Re: Regression: commit da029c11e6b1 broke toybox xargs.

From: Linus Torvalds <torvalds@linux-foundation.org>
To: Rob Landley <rob@landley.net>
Cc: Kees Cook <keescook@chromium.org>,
	Linux Kernel Mailing List <linux-kernel@vger.kernel.org>,
	toybox@lists.landley.net, enh@gmail.com
Subject: Re: Regression: commit da029c11e6b1 broke toybox xargs.
Date: Fri, 3 Nov 2017 18:07:39 -0700	[thread overview]
Message-ID: <CA+55aFyvL3Y3XE4t6O0-HVNTuzFwqAvZUW-6=HX7m4bf+qpJ1w@mail.gmail.com> (raw)
In-Reply-To: <0b3a9bd0-3046-cdab-cfee-0ca45ee64e8d@landley.net>

On Fri, Nov 3, 2017 at 4:58 PM, Rob Landley <rob@landley.net> wrote:
> On 11/02/2017 10:40 AM, Linus Torvalds wrote:
>
> But it boils down to "got the limit wrong, the exec failed after the
> fork(), dynamic recovery from which is awkward so I'm trying to figure
> out the right limit".

Well, the thing is, you would only get the limit wrong if your
RLIMIT_STACK is set to some insane value.

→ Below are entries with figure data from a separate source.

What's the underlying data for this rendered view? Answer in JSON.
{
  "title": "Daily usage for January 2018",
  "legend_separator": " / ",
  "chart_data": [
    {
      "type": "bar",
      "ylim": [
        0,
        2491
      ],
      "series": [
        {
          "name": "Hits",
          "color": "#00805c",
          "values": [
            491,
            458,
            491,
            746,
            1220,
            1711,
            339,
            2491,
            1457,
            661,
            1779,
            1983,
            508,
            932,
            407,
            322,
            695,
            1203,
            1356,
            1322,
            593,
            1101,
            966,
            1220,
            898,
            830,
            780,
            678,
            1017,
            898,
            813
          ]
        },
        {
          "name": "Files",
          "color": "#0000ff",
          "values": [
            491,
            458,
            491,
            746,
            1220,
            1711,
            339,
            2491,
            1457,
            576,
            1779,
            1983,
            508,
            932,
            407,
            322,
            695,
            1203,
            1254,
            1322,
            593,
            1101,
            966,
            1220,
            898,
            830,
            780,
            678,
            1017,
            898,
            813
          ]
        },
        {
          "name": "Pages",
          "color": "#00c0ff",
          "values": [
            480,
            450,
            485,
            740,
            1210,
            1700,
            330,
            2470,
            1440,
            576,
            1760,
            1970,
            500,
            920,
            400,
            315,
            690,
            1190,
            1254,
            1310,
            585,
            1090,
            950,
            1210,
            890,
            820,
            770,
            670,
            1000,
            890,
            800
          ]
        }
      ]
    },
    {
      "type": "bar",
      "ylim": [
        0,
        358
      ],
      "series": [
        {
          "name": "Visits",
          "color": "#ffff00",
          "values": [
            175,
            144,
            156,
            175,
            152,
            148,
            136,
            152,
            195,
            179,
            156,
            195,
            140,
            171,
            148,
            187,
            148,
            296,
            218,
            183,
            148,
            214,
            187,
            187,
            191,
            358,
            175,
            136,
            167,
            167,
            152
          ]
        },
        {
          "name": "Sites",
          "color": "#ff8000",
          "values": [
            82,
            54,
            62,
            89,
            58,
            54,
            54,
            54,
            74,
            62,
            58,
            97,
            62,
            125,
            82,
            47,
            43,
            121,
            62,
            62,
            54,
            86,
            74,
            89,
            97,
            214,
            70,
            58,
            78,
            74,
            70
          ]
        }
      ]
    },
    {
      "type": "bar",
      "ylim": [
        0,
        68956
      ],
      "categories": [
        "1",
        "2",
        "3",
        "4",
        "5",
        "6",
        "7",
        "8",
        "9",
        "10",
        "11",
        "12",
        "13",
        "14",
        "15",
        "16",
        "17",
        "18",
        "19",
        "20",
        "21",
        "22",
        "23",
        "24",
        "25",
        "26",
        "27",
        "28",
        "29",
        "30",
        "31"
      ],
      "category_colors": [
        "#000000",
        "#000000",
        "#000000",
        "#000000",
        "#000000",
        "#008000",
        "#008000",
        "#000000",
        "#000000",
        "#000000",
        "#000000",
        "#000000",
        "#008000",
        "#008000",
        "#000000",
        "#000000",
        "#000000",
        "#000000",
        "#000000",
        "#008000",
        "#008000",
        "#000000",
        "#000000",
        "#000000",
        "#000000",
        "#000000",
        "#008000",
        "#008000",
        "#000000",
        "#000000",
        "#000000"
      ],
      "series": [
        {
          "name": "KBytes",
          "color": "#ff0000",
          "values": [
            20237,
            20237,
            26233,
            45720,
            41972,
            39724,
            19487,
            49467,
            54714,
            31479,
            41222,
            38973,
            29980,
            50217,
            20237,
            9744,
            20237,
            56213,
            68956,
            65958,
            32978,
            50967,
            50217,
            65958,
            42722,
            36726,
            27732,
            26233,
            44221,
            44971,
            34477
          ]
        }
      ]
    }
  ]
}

>> Ahh. I should have read that email more carefully. If xargs broke,
>> that _will_ break actual scripts, yes. Do you actually set the stack
>> limit to insane values? Anybody using toybox really shouldn't be doing
>> 32MB stacks.
>
> Toybox is the default command line of android since M, which went 64 bit
> in L, and the Pixel 2 phone has 4 gigs of ram.

So?

My desktop has 32GB of ram, and is running a distro that sets the
kernel configuration to MAXSMP because the distro people don't want to
have multiple kernels, and some peoople run it on big hardware with
terabytes of RAM and thousands of cores.

And yet, on that distro, I do:

    [torvalds@i7 linux]$ ulimit -s
    8192

ie the stack limit hasn't been increased from the default 8MB.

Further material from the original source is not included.